Called "Pando," which is Latin for “I spread," the group of quaking aspens is considered one of the largest — by area — and most massive living organisms on earth. The quaking aspen, found from coast to coast across North America, grows in groups called stands. Within these stands, a single tree will spread by sprouting new stems from its roots, often several feet from the original trunk.

“Those trees remain connected for a good long while,” explains Jennifer DeWoody, a geneticist with the US Forest Service. “This long process is over many years — suckers [or stems] coming up over a larger and larger area.” Their stems can share the products of photosynthesis, food, and possibly disease as well.

Because individual aspen stems generally live about 100-150 years, DeWoody says the origin mother stem is likely dead: “The only way the whole clone survives is to send up new suckers,” she says. While other trees can also clone in this way, “[aspens] do it the most broadly across so many different environments.”

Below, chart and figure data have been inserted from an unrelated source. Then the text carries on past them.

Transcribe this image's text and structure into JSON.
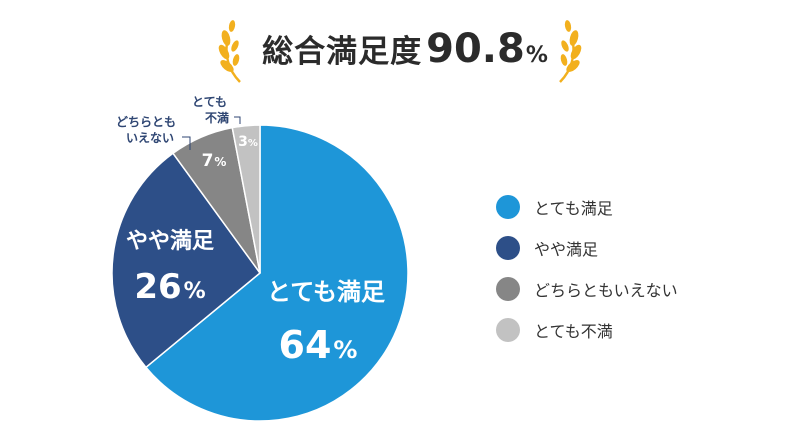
{
  "header": {
    "title": "総合満足度",
    "value": "90.8",
    "unit": "%"
  },
  "chart_data": {
    "type": "pie",
    "categories": [
      "とても満足",
      "やや満足",
      "どちらともいえない",
      "とても不満"
    ],
    "values": [
      64,
      26,
      7,
      3
    ],
    "value_labels": [
      "64%",
      "26%",
      "7%",
      "3%"
    ],
    "label_pieces": {
      "very_satisfied_pct": "64",
      "somewhat_satisfied_pct": "26",
      "neutral_pct": "7",
      "very_dissatisfied_pct": "3",
      "unit": "%",
      "neutral_line1": "どちらとも",
      "neutral_line2": "いえない",
      "dissatisfied_line1": "とても",
      "dissatisfied_line2": "不満"
    },
    "colors": [
      "#1e96d8",
      "#2d4f88",
      "#868686",
      "#c2c2c2"
    ],
    "legend_position": "right",
    "start_angle": "12 o'clock, clockwise"
  },
  "legend": {
    "items": [
      {
        "label": "とても満足",
        "color": "#1e96d8"
      },
      {
        "label": "やや満足",
        "color": "#2d4f88"
      },
      {
        "label": "どちらともいえない",
        "color": "#868686"
      },
      {
        "label": "とても不満",
        "color": "#c2c2c2"
      }
    ]
  },
  "colors": {
    "laurel": "#f2b01e",
    "title_text": "#2b2b2b",
    "callout_text": "#2f4673"
  }
}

Pando is unique because its stand is so massive compared to most others. University of Colorado scientists estimated in 1976 that it contained around 47,000 stems. Those scientists were also the first to describe Pando as a clone, based off of morphologic and aerial photographic analysis. But it wasn’t until 2008 that DeWoody and researchers from Utah State University confirming that Pando indeed was a single genetic individual, by collecting leaf and bark samples from the trees and analyzing their DNA.

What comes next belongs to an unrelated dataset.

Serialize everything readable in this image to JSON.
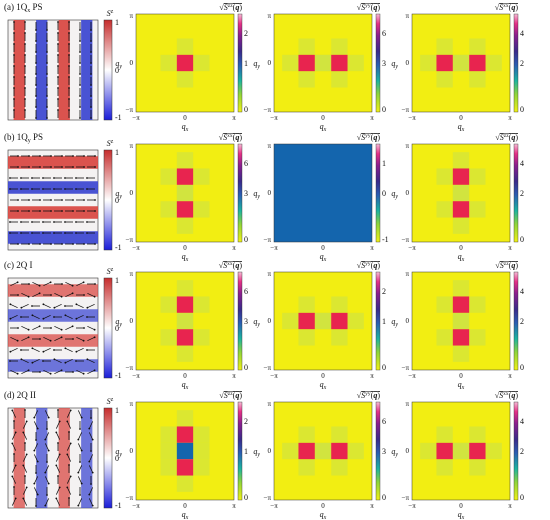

Estimates say Pando’s genetic makeup could be anywhere from 80,000 to one million years old — “that’s a very hard thing to measure,” DeWoody says. But based on analyses of how long it takes aspens to grow and to sprout, scientists agree Pando is extremely old, if not one of earth’s most ancient organisms.

Yet aspens haven’t been growing very much in the West in recent years. “These little aspen sucklings are really tasty to things like elk and deer,” DeWoody says, and in the case of Pando, “for a long time, there were no new stems coming up because they were being grazed really heavily.” Foresters have been putting up fences to keep the animals out, and have also been cutting some trees to stimulate new growth.

The best time to see Pando, DeWoody says, is when summer shifts into fall. “Aspens are really great because they’re one of the first things to turn color.” The quaking aspens — also known as trembling aspens because their leaves catch the breeze in such a way that makes the trees look like they’re shaking — turn a brilliant gold in the fall. In the West especially, it’s one of the only trees that changes color like that.

“It’s a great example of some of the wonders that are out on your national lands, your public lands,” DeWoody says. “So go visit your national forests!”